Analysts expect S&P 500 earnings to reach $78.76 a share next year, according to the average estimate of equity analysts surveyed by Bloomberg. The index trades at 14 times that level, based on yesterday’s close of 1102. The median estimate among Wall Street strategists puts the S&P at 1,250 next year. Economist David Rosenberg puts fair value of the S&P 500 at 900. That suggests a drop of 18%. Perhaps the truth lies somewhere between the two.

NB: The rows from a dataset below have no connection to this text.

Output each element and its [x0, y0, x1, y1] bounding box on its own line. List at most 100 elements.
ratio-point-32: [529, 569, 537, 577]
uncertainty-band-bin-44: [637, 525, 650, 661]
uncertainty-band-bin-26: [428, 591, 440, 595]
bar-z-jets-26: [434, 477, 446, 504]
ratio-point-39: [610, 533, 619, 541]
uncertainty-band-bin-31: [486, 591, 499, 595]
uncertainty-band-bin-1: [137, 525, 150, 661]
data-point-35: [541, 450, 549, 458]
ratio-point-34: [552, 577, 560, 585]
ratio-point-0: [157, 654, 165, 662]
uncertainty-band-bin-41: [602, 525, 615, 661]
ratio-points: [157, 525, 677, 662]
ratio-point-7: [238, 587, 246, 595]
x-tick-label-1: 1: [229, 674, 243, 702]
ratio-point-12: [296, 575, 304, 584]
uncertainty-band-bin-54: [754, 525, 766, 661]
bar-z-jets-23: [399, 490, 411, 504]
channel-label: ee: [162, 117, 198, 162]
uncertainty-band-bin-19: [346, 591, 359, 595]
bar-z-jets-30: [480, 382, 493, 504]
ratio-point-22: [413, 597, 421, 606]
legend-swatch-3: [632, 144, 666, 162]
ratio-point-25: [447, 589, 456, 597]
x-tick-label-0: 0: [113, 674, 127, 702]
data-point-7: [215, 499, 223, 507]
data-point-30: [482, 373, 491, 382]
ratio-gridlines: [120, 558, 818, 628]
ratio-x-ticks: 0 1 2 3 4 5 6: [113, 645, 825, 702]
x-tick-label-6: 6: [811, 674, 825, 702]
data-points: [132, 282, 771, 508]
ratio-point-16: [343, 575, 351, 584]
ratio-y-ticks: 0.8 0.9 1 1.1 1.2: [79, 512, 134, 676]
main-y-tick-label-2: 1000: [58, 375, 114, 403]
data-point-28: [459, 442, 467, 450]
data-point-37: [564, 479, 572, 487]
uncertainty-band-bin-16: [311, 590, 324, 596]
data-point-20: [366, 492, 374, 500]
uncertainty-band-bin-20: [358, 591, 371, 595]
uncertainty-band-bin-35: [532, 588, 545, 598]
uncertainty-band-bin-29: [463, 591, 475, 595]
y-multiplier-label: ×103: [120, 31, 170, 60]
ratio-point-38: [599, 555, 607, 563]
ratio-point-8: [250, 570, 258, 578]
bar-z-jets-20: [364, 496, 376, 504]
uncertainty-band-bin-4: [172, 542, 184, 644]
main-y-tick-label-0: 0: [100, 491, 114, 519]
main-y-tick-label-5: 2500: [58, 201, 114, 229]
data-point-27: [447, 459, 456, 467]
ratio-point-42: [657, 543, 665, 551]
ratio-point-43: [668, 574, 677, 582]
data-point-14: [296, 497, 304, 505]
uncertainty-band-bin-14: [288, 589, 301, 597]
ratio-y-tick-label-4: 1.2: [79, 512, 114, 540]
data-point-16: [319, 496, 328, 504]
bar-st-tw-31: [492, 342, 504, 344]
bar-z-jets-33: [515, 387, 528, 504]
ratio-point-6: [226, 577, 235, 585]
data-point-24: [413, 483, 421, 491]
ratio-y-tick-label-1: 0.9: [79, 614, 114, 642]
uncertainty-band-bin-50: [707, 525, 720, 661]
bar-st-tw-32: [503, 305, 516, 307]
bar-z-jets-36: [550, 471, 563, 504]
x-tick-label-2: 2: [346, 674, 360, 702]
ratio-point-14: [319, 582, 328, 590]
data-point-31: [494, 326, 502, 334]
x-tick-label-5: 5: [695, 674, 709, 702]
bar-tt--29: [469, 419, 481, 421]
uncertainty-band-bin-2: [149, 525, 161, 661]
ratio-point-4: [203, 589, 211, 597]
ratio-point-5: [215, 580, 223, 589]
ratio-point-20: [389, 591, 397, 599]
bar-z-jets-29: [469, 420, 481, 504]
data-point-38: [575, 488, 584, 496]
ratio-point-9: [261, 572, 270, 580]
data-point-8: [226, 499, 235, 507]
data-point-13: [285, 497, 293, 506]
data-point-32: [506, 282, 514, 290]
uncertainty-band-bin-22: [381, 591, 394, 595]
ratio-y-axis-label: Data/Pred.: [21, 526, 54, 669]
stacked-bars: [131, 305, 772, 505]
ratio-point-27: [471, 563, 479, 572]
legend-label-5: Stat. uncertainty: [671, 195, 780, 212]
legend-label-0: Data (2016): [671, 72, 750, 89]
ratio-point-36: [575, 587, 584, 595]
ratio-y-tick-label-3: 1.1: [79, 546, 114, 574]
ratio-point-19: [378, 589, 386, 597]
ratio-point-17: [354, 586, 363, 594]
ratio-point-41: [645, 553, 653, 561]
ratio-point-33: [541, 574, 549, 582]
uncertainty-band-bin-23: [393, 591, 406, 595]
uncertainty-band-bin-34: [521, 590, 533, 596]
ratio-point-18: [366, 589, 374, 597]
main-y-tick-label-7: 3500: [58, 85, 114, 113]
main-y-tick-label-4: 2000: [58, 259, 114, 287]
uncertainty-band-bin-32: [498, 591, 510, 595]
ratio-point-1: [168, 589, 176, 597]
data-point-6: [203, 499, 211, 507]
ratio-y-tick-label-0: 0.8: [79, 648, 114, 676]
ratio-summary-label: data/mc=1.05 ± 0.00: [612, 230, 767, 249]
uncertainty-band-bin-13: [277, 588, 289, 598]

It may be too that the stock market is partly buoyed by the possibility that the Congress may drop plans to take over the health insurance industry. Speaker Nancy Pelosi signaled that House Democrats may be receptive to changes that instead lower the age of Medicare eligibility to 55 from 65. Senate Democrats are considering offering consumers health-insurance options similar to those available to federal employees and members of Congress.
The economy is showing signs of recovery, though ‘headwinds’ are persistent and significant. Whether momentum will build sufficiently in the coming months to overcome the significant drag of high unemployment, tight credit, and runaway government spending, remains to be seen. The potential of a double dip ‘W’ recession or a prolonged stagnant recovery certainly rises the longer banks do not lend and unemployment remains high. A break in one or both would be a welcome sign indeed.